A la nuit tombée, généralement à partir de minuit (lila signifie « nuit » en arabe dialectal), les musiciens Ganouas se réunissent afin de communiquer avec ces esprits et «d’exorciser » les personnes possédées. Autour d’un maâlem, littéralement un « Initié » maître musicien, dont le rôle est de mener la cérémonie du rituel, les musiciens se mettent en place pour les trois phases d’une Lila : l’aâda (la coutume), les koyyou (chants et danses de divertissement) et les mlouk (répertoire occulte entraînant l’entrée en transe des possédés).

 

 

 L’aâda est une procession riche en couleurs, qui n’est pas l’apanage des seuls Ganouas. Ce défilé de musiciens se retrouve dans une autre confrérie : les Issaouas. Contrairement aux premiers, la Confrérie Issaoua est une voie Soufie fondée à Meknès au XVIe siècle par « le Maître parfait » soufi Mohamed Ben Aissa.

 

En scandant le nom d’Allah au rythme des neffar (grande trompe à une seule note – le vuvuzela marocain), les Issaouas de Meknès préfigurent une entrée en transe. Cependant, alors que la transe des soufis relève davantage d’un état d’extase transportant ses initiés hors du monde sensible par l’intensité d’un sentiment mystique, la transe des memlouk dans la tradition gnaouie revêt des aspects thérapeutiques. Sur la scène de Dar Souiri, devant un public volontairement restreint, trois memlouk vibraient aux rythmes des invocations des Issaouas.

 

 

 La fusion des Issaouas de Meknès avec les Ganouas résonne ainsi comme l’infusion d’une dimension sacrée à un culte profane.
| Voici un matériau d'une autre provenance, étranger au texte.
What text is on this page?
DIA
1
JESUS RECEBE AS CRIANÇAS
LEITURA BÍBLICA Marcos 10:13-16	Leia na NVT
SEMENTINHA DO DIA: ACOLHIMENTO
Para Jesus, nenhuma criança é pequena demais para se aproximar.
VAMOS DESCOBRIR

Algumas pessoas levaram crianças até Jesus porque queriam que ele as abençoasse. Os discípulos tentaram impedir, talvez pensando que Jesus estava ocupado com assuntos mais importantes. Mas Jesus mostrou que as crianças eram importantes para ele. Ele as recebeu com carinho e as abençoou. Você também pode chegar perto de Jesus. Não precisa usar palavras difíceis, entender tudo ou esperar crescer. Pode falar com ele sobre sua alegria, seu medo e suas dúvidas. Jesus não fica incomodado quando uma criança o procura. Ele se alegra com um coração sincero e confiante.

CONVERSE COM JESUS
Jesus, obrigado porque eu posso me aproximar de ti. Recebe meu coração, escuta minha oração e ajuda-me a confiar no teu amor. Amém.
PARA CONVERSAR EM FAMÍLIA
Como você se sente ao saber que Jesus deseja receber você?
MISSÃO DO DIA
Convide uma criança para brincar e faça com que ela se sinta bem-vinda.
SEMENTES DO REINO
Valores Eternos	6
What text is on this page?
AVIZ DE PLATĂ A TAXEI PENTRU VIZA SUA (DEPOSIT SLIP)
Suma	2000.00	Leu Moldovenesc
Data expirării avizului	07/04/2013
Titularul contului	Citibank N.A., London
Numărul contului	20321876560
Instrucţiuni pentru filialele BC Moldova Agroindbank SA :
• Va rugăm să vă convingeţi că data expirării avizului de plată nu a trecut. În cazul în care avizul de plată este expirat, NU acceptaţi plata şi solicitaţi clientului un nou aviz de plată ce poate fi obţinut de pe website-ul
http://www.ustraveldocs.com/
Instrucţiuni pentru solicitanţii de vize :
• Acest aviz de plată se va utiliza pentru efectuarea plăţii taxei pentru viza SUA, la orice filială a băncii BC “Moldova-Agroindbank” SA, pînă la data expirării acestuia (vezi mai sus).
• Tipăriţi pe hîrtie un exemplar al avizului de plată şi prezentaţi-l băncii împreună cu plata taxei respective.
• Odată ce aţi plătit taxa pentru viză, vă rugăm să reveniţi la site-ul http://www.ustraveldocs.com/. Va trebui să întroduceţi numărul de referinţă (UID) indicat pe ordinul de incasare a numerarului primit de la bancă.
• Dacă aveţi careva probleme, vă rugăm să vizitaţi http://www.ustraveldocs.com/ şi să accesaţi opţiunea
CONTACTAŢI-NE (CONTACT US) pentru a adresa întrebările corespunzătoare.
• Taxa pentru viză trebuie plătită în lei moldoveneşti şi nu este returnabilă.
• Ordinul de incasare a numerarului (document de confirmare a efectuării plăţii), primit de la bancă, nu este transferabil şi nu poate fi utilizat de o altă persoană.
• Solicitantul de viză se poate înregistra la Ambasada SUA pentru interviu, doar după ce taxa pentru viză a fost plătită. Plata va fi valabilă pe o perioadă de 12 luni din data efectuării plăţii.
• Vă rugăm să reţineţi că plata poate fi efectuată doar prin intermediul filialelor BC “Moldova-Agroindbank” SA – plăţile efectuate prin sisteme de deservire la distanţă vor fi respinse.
En effet, la tradition gnaouie s’apparente en tous points au culte vaudou : fruits d’un syncrétisme de rites animistes africains et du rituel de la religion dominante.

 

La dimension « profane » de ces deux traditions est inscrite de manière indélébile dans leurs histoires marquées par l’esclavage. Et même si l’aâda se trouve sacralisée par les invocations des Issaouas, le caractère profane de la tradition gnaouie ressurgit lors de la 3e phase de la Lila, celle des mlouk.

 

Le maâlem se met alors à invoquer chaque melk, accompagné de son guembri et de qrâqeb. Ces esprits peuvent être des « saints » ayant réellement existé (Moulay Abdulkader Jilali, Bilal) ou des entités surnaturelles (Lala Mira, Sidi Hammou…). A l’évocation de la devise du melk, le memlouk possédé par l’esprit invoqué entre en transe. C’est alors que la chouwafa (en arabe dialectal « la voyante ») couvre le danseur en transe d’un voile de la couleur du melk l’habitant et brûle l’encens adapté à cet esprit.

 

 

La phase du mlouk a dans la tradition gnaouie, pour vocation de guérir les malades et d’agir ainsi, comme véritable cure. La Lila derdeba est considérée comme une initiation qui aurait pour point de départ la maladie car beaucoup de memlouk restent dans la confrérie et poursuivent leur initiation une fois l'équilibre retrouvé.

 

Le coup de maître du Festival Gnaoua et Musiques du monde d’Essaouira est véritablement celui de mettre à l’honneur toutes les traditions artistiques dont le Maroc a pu s’enrichir au cours de son histoire, en alliant les pratiques profanes aux pratiques sacrées. Le maître mot du festival semble d’ailleurs être celui du mysticisme, profane ou sacré, résonnant au milieu des remparts de la ville au son des crotales, du guembri et des neffar.